Często możemy przeczytać o wieloletnich wspaniałych przyjaźniach, które potrafiły przetrwać wszelkie życiowe burze. My sami, albo kiedyś mieliśmy, albo chociaż chcieliśmy mieć prawdziwego Przyjaciela. Zaiste, Przyjaźń to ważna sprawa. Najpierw trzeba się o nią starać, często popełniając wiele błędów zanim trafimy na tę odpowiednią osobę, a jak już „wybierzemy tego właściwego człowieka”, trzeba o niego dbać i pielęgnować, trzeba z nim „obcować duchowo”, żeby nie zawiódł się na nas. Prawdziwy Przyjaciel będzie moim towarzyszem życia, na dobre i na złe. Z troską i uwagą będzie obserwował moje życiowe poczynania, moje wzloty i upadki. Jest wyjątkowym i wspaniałym powiernikiem moich tajemnic. Niczym spowiednik będzie wysłuchiwał wszystkiego i przechowywał głęboko, skrywając na dnie swojej duszy moje „słodkie i gorzkie tajemnice”.

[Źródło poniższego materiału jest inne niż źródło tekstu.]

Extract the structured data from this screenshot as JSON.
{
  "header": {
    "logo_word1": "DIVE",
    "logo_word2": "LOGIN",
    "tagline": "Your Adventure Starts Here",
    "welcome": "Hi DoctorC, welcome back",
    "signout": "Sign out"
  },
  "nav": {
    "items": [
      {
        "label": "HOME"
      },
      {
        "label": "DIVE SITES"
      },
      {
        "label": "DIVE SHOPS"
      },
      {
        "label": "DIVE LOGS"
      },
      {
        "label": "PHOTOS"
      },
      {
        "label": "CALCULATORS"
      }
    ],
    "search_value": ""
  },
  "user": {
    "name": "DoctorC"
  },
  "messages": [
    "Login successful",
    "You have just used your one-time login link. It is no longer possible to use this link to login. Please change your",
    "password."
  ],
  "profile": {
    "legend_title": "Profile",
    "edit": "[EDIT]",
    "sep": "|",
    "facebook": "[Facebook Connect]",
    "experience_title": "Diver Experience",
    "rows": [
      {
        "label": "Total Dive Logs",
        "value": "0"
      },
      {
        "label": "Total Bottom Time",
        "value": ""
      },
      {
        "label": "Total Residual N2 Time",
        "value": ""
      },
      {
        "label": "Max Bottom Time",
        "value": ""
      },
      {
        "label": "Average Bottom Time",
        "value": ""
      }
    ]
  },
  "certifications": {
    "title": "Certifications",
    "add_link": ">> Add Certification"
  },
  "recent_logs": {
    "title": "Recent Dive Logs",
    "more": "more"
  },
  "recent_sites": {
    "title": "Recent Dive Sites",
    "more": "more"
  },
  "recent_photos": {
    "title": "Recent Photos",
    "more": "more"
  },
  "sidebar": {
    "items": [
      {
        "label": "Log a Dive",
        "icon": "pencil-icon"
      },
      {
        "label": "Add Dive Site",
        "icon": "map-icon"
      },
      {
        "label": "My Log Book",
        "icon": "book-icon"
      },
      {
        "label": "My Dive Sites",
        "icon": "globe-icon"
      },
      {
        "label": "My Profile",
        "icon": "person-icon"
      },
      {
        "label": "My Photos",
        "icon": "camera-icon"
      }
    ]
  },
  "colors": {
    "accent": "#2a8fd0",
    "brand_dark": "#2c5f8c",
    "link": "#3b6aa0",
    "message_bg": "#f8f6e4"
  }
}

Bywa też, że tymczasowo pojawia się inna osoba, która chwilowo wydaje się nam bardziej godna naszej sympatii i „zawieszamy” serdeczny kontakt z naszym Prawdziwym Przyjacielem, ale niestety po niedługim czasie okazuje się, iż to był nasz życiowy błąd, ale czasu nie da się już cofnąć i ran zagoić... Właśnie taki „fałszywy przyjaciel” potrafi zniszczyć nam życie i naszą wiarę w Prawdziwą Przyjaźń. Właśnie dlatego należy bardzo roztropnie i ostrożnie podchodzić do zawierania nowych przyjaźni i jak mówi stare polskie przysłowie „nie palić za sobą mostów”.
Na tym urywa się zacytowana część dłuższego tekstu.